Greek Prosecutor Probes Ex-High Court Chief Alleged Blackmail Tape

ATHENS – The Athens Appellate Prosecutor’s office will examine an audio file to determine if it showed that former high court chief Vassili Thanou – through an intermediary – was blackmailing a prominent banker, the late Andreas Vgenopoulos.

That will determine whether she should be prosecuted although the case had been looked into at the time and set aside, but could be reopened over the audio tape, said Kathimerini.

Supreme Court Deputy Prosecutor Giorgos Skiadaresis, who looked into the issue after the file was revealed in the media, said he wants a decisoin on whether there’s enough apparent evidence to reopen an investigation.

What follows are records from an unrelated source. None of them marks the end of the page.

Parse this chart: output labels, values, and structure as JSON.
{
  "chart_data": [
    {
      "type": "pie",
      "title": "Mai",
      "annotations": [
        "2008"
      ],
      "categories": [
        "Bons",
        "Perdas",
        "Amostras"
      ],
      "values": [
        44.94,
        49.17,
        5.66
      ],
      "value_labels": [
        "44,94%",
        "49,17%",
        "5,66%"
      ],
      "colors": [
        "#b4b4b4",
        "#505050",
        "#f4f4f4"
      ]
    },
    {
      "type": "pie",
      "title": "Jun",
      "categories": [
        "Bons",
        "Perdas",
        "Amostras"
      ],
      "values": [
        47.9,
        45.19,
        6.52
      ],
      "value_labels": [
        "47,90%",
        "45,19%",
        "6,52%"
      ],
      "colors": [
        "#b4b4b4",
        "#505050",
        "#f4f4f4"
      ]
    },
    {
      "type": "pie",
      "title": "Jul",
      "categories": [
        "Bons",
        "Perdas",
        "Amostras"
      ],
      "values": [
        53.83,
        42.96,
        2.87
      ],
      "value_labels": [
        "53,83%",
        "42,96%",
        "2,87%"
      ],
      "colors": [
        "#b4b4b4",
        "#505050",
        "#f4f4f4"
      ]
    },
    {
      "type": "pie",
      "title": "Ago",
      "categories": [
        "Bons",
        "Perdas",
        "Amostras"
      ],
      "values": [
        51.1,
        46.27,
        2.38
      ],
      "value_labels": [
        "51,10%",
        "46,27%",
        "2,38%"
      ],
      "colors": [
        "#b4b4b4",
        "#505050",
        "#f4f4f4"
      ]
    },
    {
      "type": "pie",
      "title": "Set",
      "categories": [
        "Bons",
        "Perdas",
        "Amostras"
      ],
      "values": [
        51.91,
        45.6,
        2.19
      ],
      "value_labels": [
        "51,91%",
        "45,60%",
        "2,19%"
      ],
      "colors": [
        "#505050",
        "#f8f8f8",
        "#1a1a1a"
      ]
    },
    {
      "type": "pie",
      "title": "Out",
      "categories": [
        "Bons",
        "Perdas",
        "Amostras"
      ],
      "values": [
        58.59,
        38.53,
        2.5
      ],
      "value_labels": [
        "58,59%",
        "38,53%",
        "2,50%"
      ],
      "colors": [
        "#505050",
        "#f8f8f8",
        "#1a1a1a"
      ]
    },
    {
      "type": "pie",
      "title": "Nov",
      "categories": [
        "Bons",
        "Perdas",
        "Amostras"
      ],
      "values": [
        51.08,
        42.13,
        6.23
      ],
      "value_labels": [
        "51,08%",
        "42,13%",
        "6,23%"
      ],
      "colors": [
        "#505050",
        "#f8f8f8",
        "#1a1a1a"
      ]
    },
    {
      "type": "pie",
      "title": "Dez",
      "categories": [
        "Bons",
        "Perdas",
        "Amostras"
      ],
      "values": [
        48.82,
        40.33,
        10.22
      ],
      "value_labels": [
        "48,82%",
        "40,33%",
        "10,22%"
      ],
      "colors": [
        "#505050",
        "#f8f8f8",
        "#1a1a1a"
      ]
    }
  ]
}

The file includes a recorded conversation between Vgenopoulos, who died in November 2016, and a businesswoman who mediated on behalf of Thanou, conveying requests for money.

Thanou –  who went on to serve the former ruling Radical Left SYRIZA –  denounced it, but the report on the site iefimerida.gr led the high court prosecutor to look again at the case.

She said earlier that she may sue the site for slander as the incident set off a firestorm in political circles because it involves so many prominent names, including Vgenopoulos, who headed the former Marfin Bank.

The audio file is a recorded conversation between Vgenopoulos and businesswoman Dimitra Maratou, who said she was acting on behalf of Thanou and seems to be asking for money, using the terms “books” and “libraries” instead.

That came when Vgenopoulos, who was criticized for his bank requiring employees to show up on the day of 2010 massive anti-austerity protests that saw one of the branches in Athens firebombed and three workers killed, was also caught up in court cases.

The allegations arose more than six years after Vgenopoulos had publicly claimed in 2016 during a press conference that he was being blackmailed by agents of the SYRIZA government he didn’t name.

The file also suggests that Thanou was blackmailing him even before she became the high court leader, demanding money in return for stopping the extradition to Cyprus of two of his associates.

Maratou is heard telling Vgenopoulos he should send a book to Thanou as a gift, stuffed with money and when he asks how much can fit she says up to 50,000 euros ($56,016) would do.

She said that it would be Thanou’s son, a lawyer, who would get the book, or books – at one point it is suggested that a “library” be sent to Thanou – and that Thanou would receive all of the money, implying that the businesswoman would receive no cut for her effort.